Шевченко поднялся на ноги. Взгляд стал решительным и твердым. Размашистым шагом двинулся он целиной, подминая колючий бурьян, сероватую полынь и белый дымок ковыля.
«Буду писать! Буду! Не завяжешь ты мне рта никакими наказаниями! И не дам себя съесть никаким Глобам. Выучусь и маршировать! Научусь хорошо маршировать! Все уставы вызубрю, чтоб никакая гадина не смогла подкопаться! Сохраню себя вопреки тебе! И рано или поздно мы с тобой еще посчитаемся. Нацепил на меня солдатский мундир — мундир своего защитника и слуги — и думаешь, что уже сломал?!»
В казарме было почти пусто. Несколько пьяных в дым храпели по углам, дневальный совсем куда-то исчез. Шевченко открыл свой шкафчик, вытащил чемодан, взял несколько листов бумаги, спрятал их за пазухой и пошел в степь, за валы. Там, на берегу тихой Ори, поросшей густым камышом, сшил он себе маленькую книжечку и записал в нее свое первое невольничье стихотворение…

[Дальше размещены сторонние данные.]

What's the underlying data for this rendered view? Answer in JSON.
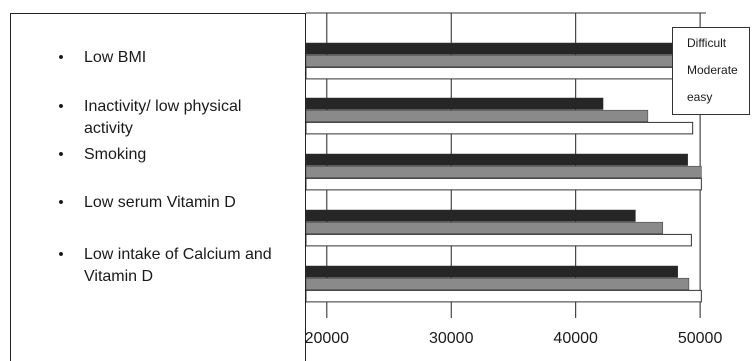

Уже третью неделю тянул Тарас свою тяжелую солдатскую лямку. Теперь он хорошо знал команды, в строю четко бил землю сразу всей подошвой, «печатая» шаг. И на стрельбах, и на солдатской «словесности» даже заслужил похвалу. Только сам он никак не становился тем бравым молодцем, которого так желал Мешков.
Он жил двойной жизнью. Одна была у всех на виду: на плацу, в вонючей шумной казарме, на солдатской «словесности». Но была у него еще другая, тайная и глубокая жизнь, о которой могли догадываться лишь друзья. А посторонние и не подозревали, что в душе его звучат неслышимые песни, сплетаются рифмы, рождаются образы, накапливаются наблюдения. Даже на плацу под сухой и оглушительный треск барабанов рождались в нем иронические строки в ритм этим проклятым барабанам.
— Ать-два! Ать-два! — выкрикивал капитан Глоба, священнодействуя.
А Шевченко мысленно вторил ему, подстраиваясь под его убогий уровень:
При этом носок Шевченкового сапога насмешливо поднялся над уровнем сапог всей шеренги, и Глоба злобно подскочил к Тарасу:
— Куда смотришь, идиот! Снова носок на палец выше!